At the end, Scofield piously declares that we have to move beyond these myths and misunderstandings…but these are myths that he has either perpetrated himself, or are actual significant divisions between the atheist and theist positions that he wants to wave out of existence. He has contributed nothing to knowledge about our respective positions, because he doesn’t want to acknowledge that there are sincere and principled disagreements — differences that are insuperably deep. Atheists will not accept the widely held beliefs of the religious that there is a supernatural, personal force influencing their lives. We will not accept faith as a substitute for evidence in any way. We will not pretend that your beliefs in magical forces or unseen involved entities is in any way rational or supported by science.

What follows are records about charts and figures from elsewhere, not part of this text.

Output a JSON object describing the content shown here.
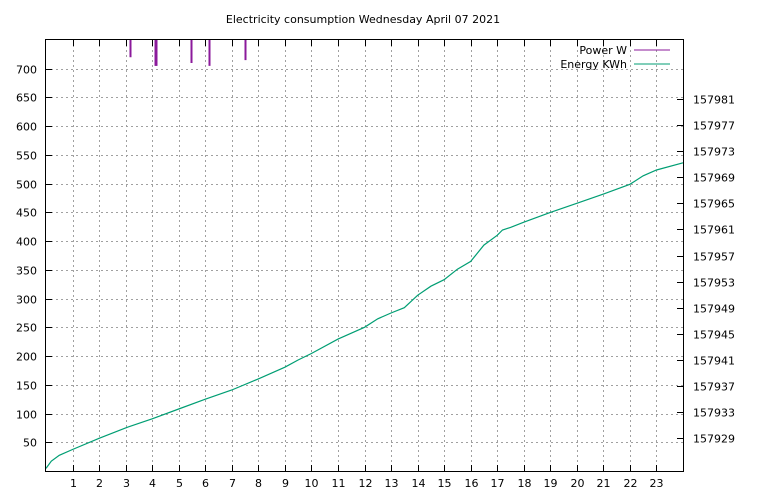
{
  "chart_data": {
    "type": "line",
    "title": "Electricity consumption Wednesday April 07 2021",
    "xlabel": "",
    "ylabel": "",
    "y2label": "",
    "grid": true,
    "legend_position": "top-right",
    "xlim": [
      0,
      24
    ],
    "ylim": [
      0,
      750
    ],
    "y2lim": [
      157924,
      157990
    ],
    "x_ticks": [
      1,
      2,
      3,
      4,
      5,
      6,
      7,
      8,
      9,
      10,
      11,
      12,
      13,
      14,
      15,
      16,
      17,
      18,
      19,
      20,
      21,
      22,
      23
    ],
    "y_ticks": [
      50,
      100,
      150,
      200,
      250,
      300,
      350,
      400,
      450,
      500,
      550,
      600,
      650,
      700
    ],
    "y2_ticks": [
      157929,
      157933,
      157937,
      157941,
      157945,
      157949,
      157953,
      157957,
      157961,
      157965,
      157969,
      157973,
      157977,
      157981
    ],
    "series": [
      {
        "name": "Power W",
        "axis": "y",
        "color": "#8b1a9b",
        "style": "impulses",
        "x": [
          3.15,
          4.1,
          4.15,
          5.45,
          6.15,
          7.5
        ],
        "y": [
          720,
          705,
          705,
          710,
          705,
          715
        ]
      },
      {
        "name": "Energy KWh",
        "axis": "y2",
        "color": "#009e73",
        "style": "line",
        "x": [
          0,
          0.2,
          0.5,
          1,
          2,
          3,
          4,
          5,
          6,
          7,
          8,
          9,
          9.5,
          10,
          11,
          12,
          12.5,
          13,
          13.5,
          14,
          14.5,
          15,
          15.5,
          16,
          16.5,
          17,
          17.2,
          17.5,
          18,
          19,
          20,
          21,
          22,
          22.5,
          23,
          24
        ],
        "y": [
          157924.4,
          157925.5,
          157926.4,
          157927.3,
          157929,
          157930.6,
          157932,
          157933.5,
          157935,
          157936.4,
          157938.1,
          157939.9,
          157941,
          157942,
          157944.2,
          157946,
          157947.3,
          157948.2,
          157949,
          157950.9,
          157952.3,
          157953.3,
          157954.9,
          157956.1,
          157958.6,
          157960.1,
          157960.9,
          157961.3,
          157962.1,
          157963.6,
          157965,
          157966.4,
          157967.9,
          157969.2,
          157970.1,
          157971.2
        ]
      }
    ]
  }
}
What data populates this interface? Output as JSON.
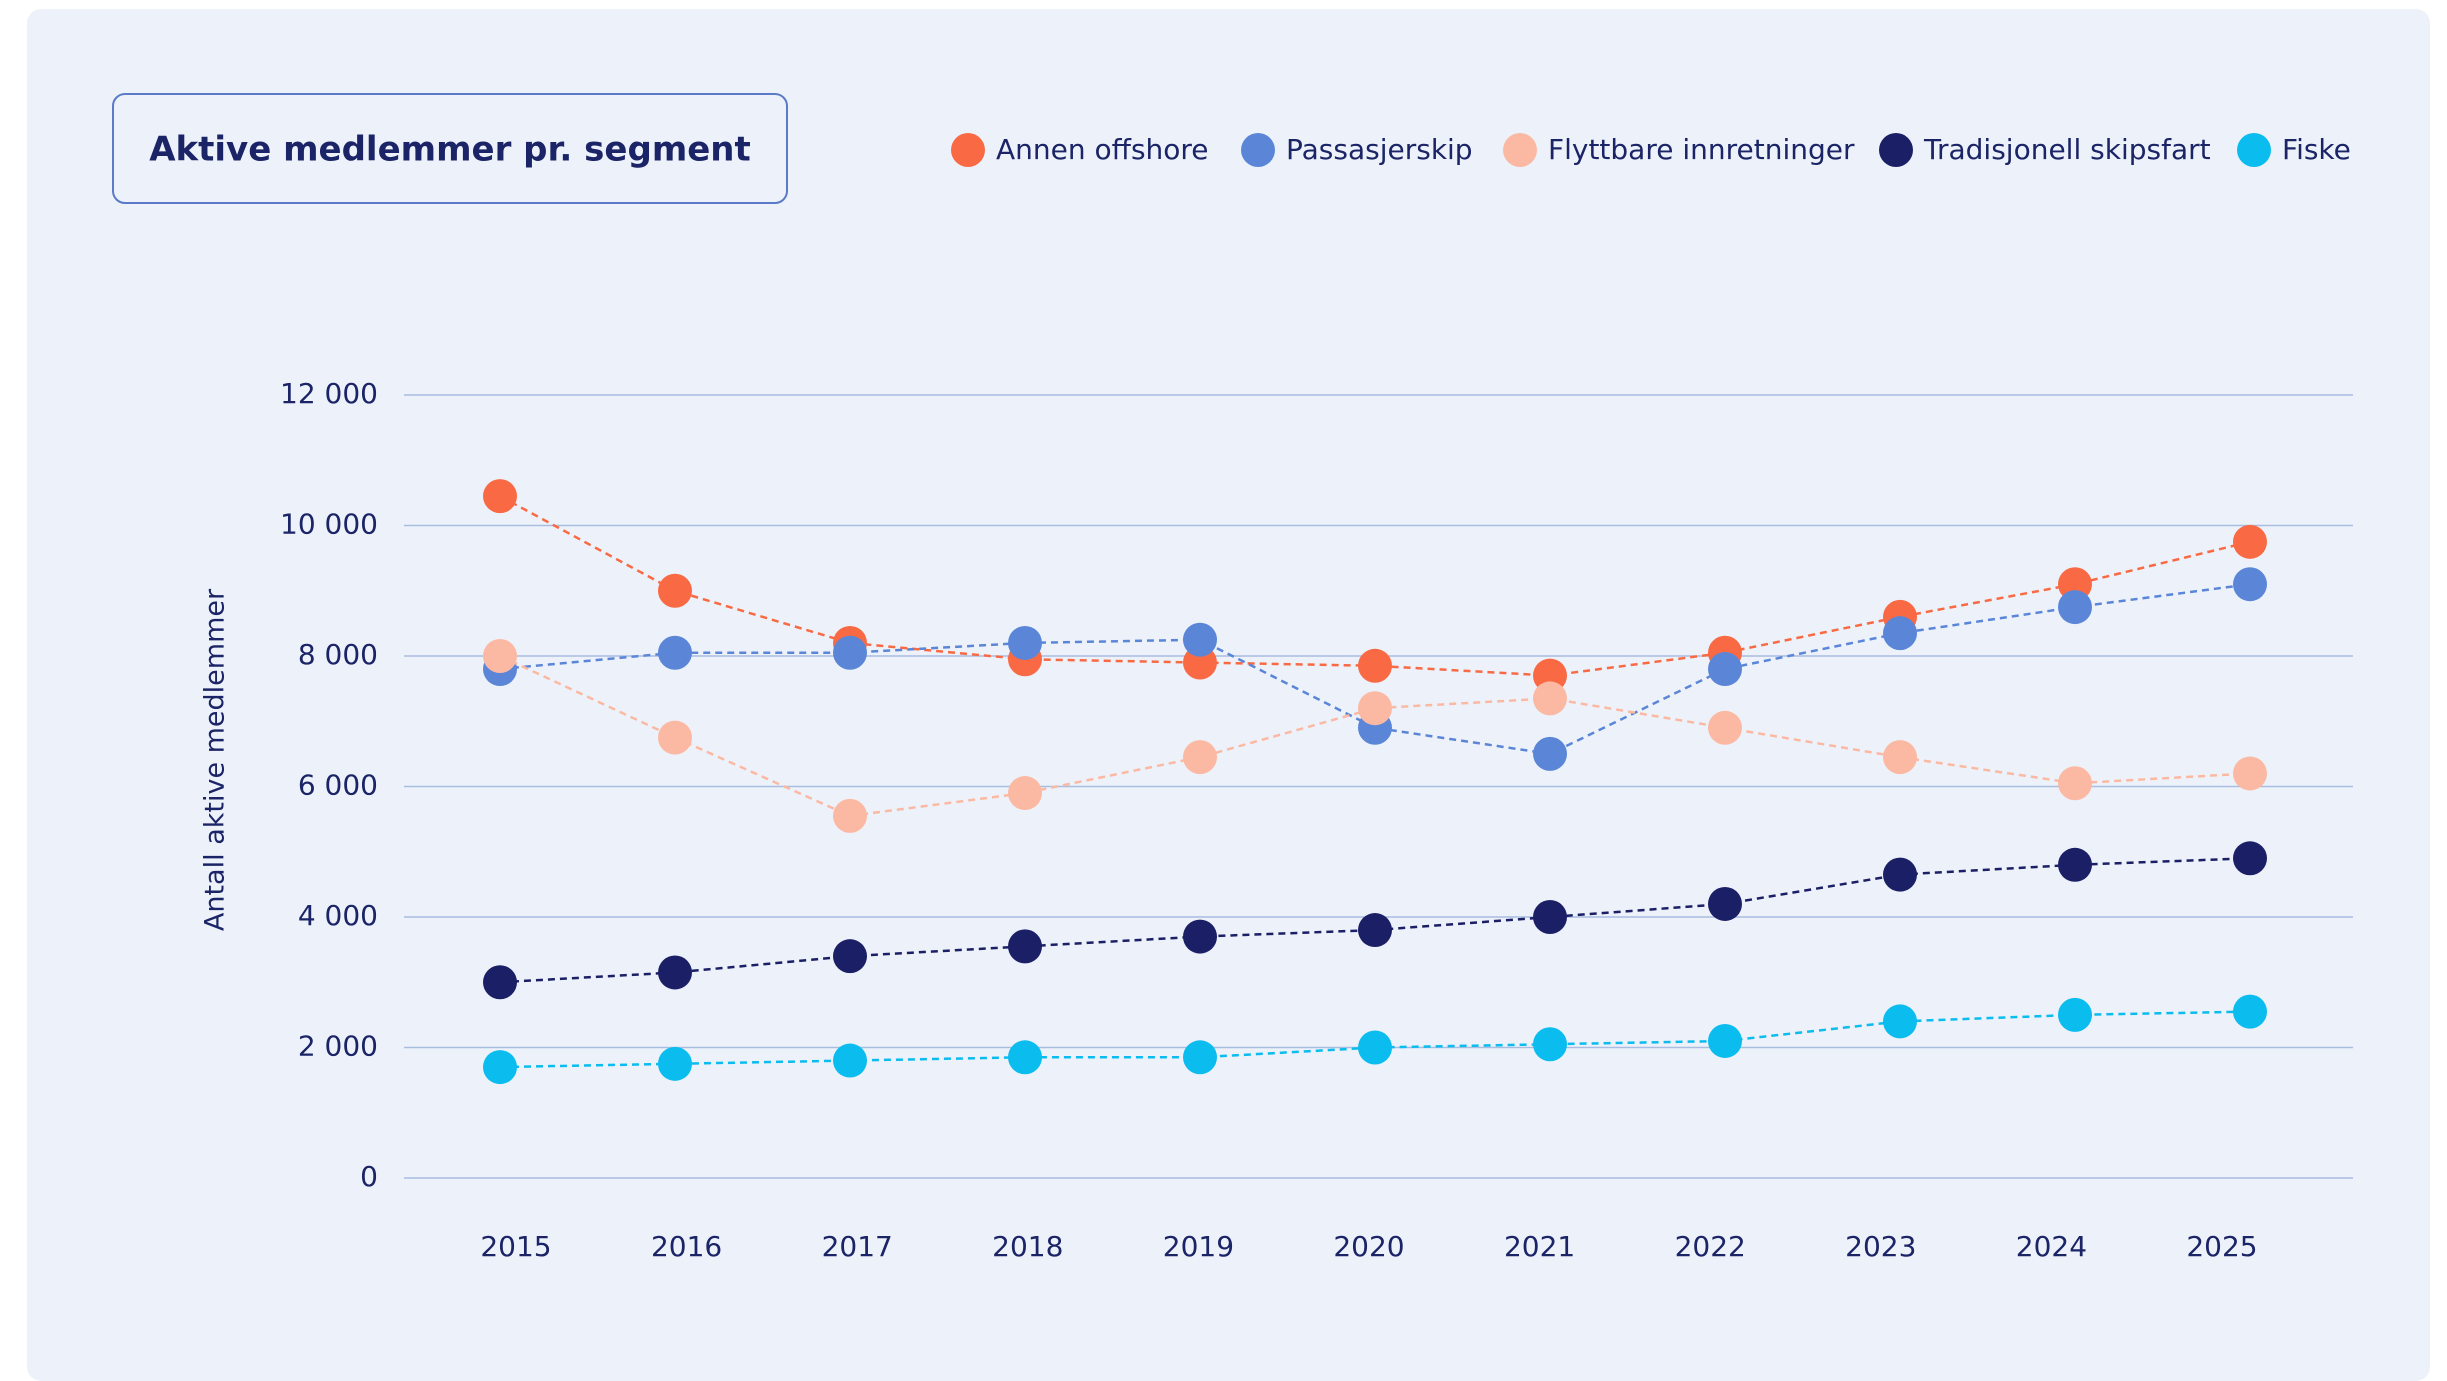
{
  "chart_data": {
    "type": "line",
    "title": "Aktive medlemmer pr. segment",
    "y_label": "Antall aktive medlemmer",
    "legend": "top-right",
    "grid": true,
    "categories": [
      "2015",
      "2016",
      "2017",
      "2018",
      "2019",
      "2020",
      "2021",
      "2022",
      "2023",
      "2024",
      "2025"
    ],
    "ylim": [
      0,
      12000
    ],
    "yticks": [
      0,
      {
        "value": 2000,
        "label": "2 000"
      },
      {
        "value": 4000,
        "label": "4 000"
      },
      {
        "value": 6000,
        "label": "6 000"
      },
      {
        "value": 8000,
        "label": "8 000"
      },
      {
        "value": 10000,
        "label": "10 000"
      },
      {
        "value": 12000,
        "label": "12 000"
      }
    ],
    "series": [
      {
        "name": "Annen offshore",
        "color": "#f96a44",
        "values": [
          10450,
          9000,
          8200,
          7950,
          7900,
          7850,
          7700,
          8050,
          8600,
          9100,
          9750
        ]
      },
      {
        "name": "Passasjerskip",
        "color": "#5b86d8",
        "values": [
          7800,
          8050,
          8050,
          8200,
          8250,
          6900,
          6500,
          7800,
          8350,
          8750,
          9100
        ]
      },
      {
        "name": "Flyttbare innretninger",
        "color": "#fbb9a3",
        "values": [
          8000,
          6750,
          5550,
          5900,
          6450,
          7200,
          7350,
          6900,
          6450,
          6050,
          6200
        ]
      },
      {
        "name": "Tradisjonell skipsfart",
        "color": "#1b1f66",
        "values": [
          3000,
          3150,
          3400,
          3550,
          3700,
          3800,
          4000,
          4200,
          4650,
          4800,
          4900
        ]
      },
      {
        "name": "Fiske",
        "color": "#0bbcee",
        "values": [
          1700,
          1750,
          1800,
          1850,
          1850,
          2000,
          2050,
          2100,
          2400,
          2500,
          2550
        ]
      }
    ]
  }
}
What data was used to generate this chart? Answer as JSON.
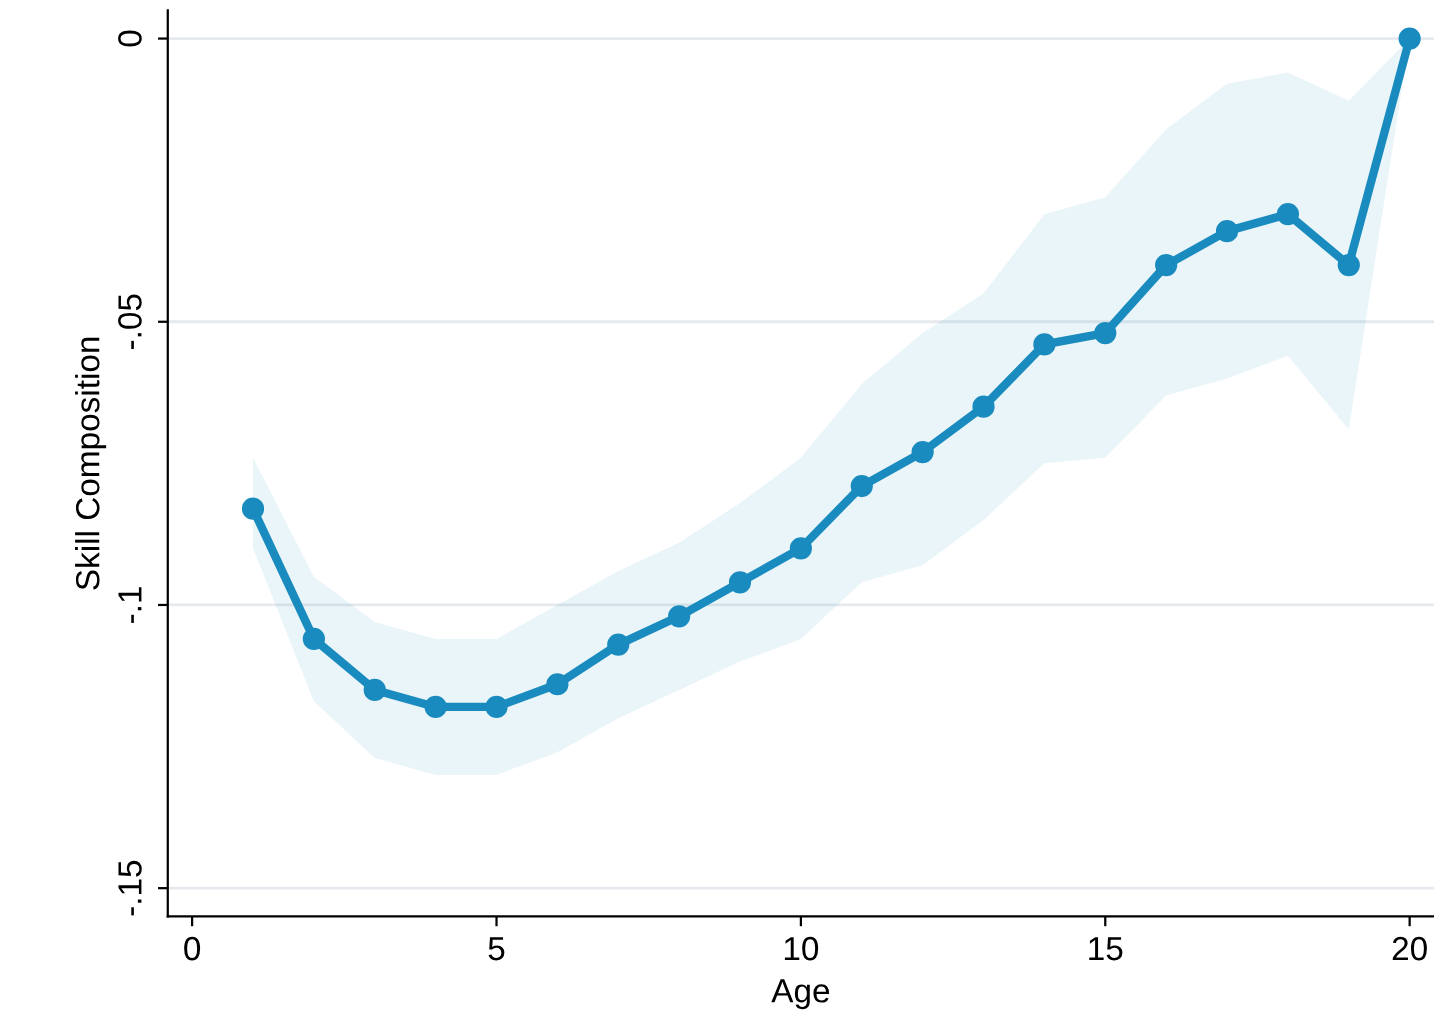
{
  "chart_data": {
    "type": "line",
    "xlabel": "Age",
    "ylabel": "Skill Composition",
    "x": [
      1,
      2,
      3,
      4,
      5,
      6,
      7,
      8,
      9,
      10,
      11,
      12,
      13,
      14,
      15,
      16,
      17,
      18,
      19,
      20
    ],
    "series": [
      {
        "color": "#1a8bbf",
        "values": [
          -0.083,
          -0.106,
          -0.115,
          -0.118,
          -0.118,
          -0.114,
          -0.107,
          -0.102,
          -0.096,
          -0.09,
          -0.079,
          -0.073,
          -0.065,
          -0.054,
          -0.052,
          -0.04,
          -0.034,
          -0.031,
          -0.04,
          0
        ],
        "lower": [
          -0.09,
          -0.117,
          -0.127,
          -0.13,
          -0.13,
          -0.126,
          -0.12,
          -0.115,
          -0.11,
          -0.106,
          -0.096,
          -0.093,
          -0.085,
          -0.075,
          -0.074,
          -0.063,
          -0.06,
          -0.056,
          -0.069,
          0
        ],
        "upper": [
          -0.074,
          -0.095,
          -0.103,
          -0.106,
          -0.106,
          -0.1,
          -0.094,
          -0.089,
          -0.082,
          -0.074,
          -0.061,
          -0.052,
          -0.045,
          -0.031,
          -0.028,
          -0.016,
          -0.008,
          -0.006,
          -0.011,
          0
        ]
      }
    ],
    "xlim": [
      -0.4,
      20.4
    ],
    "ylim": [
      -0.155,
      0.005
    ],
    "xticks": [
      0,
      5,
      10,
      15,
      20
    ],
    "yticks": [
      {
        "value": 0,
        "label": "0"
      },
      {
        "value": -0.05,
        "label": "-.05"
      },
      {
        "value": -0.1,
        "label": "-.1"
      },
      {
        "value": -0.15,
        "label": "-.15"
      }
    ],
    "grid": "y",
    "marker": "circle",
    "line_style": "solid",
    "legend": false
  }
}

To Scofield, I would say that atheists will willingly cooperate with theists, but only as long as they don’t gabble that freakin’ loony bullshit at us…and we know that most religious people are smart enough that they can set aside the baseless pieties and magical crap in conversation. You will not achieve reconciliation by asking us to believe religion isn’t as insane as it actually is; that will be reached only by realizing that religion must at least temporarily be set aside while working with the reality-based community. That is, us. Not you. As your sloppily reasoned, inane piece of so-called myth busting reveals.